Updated 2013-03-31 21:39:55 by RLE

Richard Suchenwirth 2006-06-05 - "Environment" is understood here as a set of variables and their values, like many operating systems make available to processes (in Tcl, the env variable mirrors that).

There may be situations when you want to provide a local environment from one proc A to another, B, without having to build a long argument list, nor having to use global variables. Other languages with lexical scoping, like Lisp, have that as built-in feature, but here's a simple way how to do that in Tcl: a {name value name value...} list is wrapped, passed to the called function, which in turn unwraps it. You have to specify which variables shall go in, that's why I call it "controlled environment" :^)

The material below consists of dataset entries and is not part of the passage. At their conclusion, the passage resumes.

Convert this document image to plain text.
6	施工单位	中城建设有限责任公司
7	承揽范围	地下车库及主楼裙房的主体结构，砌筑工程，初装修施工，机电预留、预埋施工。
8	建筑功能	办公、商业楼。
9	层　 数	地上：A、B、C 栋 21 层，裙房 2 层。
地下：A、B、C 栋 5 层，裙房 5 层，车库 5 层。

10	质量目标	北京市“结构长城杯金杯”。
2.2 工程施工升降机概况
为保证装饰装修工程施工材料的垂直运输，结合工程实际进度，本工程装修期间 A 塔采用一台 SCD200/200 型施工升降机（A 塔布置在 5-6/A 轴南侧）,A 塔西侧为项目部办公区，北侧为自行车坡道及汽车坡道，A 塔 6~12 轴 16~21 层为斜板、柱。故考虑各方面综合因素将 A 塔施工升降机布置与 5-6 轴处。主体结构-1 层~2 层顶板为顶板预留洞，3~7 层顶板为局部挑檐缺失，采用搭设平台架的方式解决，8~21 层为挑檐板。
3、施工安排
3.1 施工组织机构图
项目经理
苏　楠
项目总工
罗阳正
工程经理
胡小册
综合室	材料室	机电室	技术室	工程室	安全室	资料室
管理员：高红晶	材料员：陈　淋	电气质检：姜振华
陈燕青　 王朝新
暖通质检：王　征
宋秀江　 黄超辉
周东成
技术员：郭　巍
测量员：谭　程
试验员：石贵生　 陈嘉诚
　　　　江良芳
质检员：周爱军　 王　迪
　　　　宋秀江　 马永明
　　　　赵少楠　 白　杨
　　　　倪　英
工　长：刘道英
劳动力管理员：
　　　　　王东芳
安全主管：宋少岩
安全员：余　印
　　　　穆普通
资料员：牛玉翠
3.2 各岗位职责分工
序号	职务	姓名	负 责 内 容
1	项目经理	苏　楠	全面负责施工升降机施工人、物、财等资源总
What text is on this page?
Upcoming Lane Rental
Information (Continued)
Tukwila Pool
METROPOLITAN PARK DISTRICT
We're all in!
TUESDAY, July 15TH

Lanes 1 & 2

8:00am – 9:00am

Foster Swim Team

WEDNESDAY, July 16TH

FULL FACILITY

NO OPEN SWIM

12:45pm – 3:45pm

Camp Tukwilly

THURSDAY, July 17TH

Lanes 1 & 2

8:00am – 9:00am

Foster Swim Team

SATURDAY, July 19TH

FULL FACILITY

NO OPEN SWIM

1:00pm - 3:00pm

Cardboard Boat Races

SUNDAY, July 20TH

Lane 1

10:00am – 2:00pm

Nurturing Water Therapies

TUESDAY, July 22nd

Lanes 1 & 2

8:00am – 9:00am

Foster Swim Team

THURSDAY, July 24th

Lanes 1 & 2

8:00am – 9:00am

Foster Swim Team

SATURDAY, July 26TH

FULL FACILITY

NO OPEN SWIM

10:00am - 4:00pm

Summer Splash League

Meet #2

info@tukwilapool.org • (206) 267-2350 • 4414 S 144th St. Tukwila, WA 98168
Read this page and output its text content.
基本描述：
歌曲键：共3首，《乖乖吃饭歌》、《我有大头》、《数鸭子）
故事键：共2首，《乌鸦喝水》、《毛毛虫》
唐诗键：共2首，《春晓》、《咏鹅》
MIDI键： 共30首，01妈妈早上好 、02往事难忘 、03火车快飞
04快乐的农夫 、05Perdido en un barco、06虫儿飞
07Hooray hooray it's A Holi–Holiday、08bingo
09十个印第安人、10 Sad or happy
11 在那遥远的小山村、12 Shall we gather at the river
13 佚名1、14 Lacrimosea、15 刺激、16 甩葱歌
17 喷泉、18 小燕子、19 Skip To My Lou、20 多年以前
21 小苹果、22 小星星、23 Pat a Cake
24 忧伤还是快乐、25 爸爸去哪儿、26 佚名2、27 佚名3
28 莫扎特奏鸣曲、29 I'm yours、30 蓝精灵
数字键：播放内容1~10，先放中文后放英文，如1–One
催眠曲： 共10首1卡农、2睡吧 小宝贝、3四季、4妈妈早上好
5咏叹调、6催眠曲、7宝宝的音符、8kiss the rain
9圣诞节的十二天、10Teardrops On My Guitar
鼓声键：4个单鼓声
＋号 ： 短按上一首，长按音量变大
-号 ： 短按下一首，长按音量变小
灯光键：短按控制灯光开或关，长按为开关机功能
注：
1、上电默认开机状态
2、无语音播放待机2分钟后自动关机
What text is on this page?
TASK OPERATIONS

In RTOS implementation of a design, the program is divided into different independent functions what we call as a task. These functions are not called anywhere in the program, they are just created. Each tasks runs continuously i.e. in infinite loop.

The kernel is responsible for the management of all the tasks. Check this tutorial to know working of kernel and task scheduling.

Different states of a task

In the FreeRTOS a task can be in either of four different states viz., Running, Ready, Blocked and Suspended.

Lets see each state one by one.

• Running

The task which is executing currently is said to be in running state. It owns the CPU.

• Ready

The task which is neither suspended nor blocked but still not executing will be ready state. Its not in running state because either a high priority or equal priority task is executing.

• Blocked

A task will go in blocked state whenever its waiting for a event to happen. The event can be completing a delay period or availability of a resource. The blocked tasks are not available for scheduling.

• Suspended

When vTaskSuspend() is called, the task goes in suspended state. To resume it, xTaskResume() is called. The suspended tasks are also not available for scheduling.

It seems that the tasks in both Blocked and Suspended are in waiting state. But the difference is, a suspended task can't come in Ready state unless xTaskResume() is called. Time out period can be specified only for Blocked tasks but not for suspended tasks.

Usage ("name" being a freely choosable variable name):
 env name add var... ;# in the caller, who calls the callee with $name
 env name get        ;# in the callee

Only scalar variables can be wrapped. The callee gets copies of the variables which he can change at will, without influencing the "originals" in the caller. Both features mirror those of OS environment variables.
 proc env {_name mode args} {
    upvar 1 $_name var
    switch -- $mode {
        add {foreach n $args {lappend var $n [uplevel 1 set $n]}}
        get {foreach {n val} $var {uplevel 1 [list set $n $val]}}
        default {error "bad mode $mode, use add or get"}
    }
 }
#-- Testing (the example should leave no question open):
 proc caller arg {
    set foo 42
    set bar grill
    env e add arg foo bar
    callee 123 $e
 }
 proc callee {x e} {
    env e get
    foreach name [info vars] {
        lappend res $name=[set $name]
    }
    set res
 }
 puts [caller hello!]

which returns:
 x=123 {e=arg hello! foo 42 bar grill} foo=42 bar=grill arg=hello!

See also closures.

NEM: In particular, see Simple Closures and Objects, which does a similar thing, but using dict with to restore the environment in the new scope.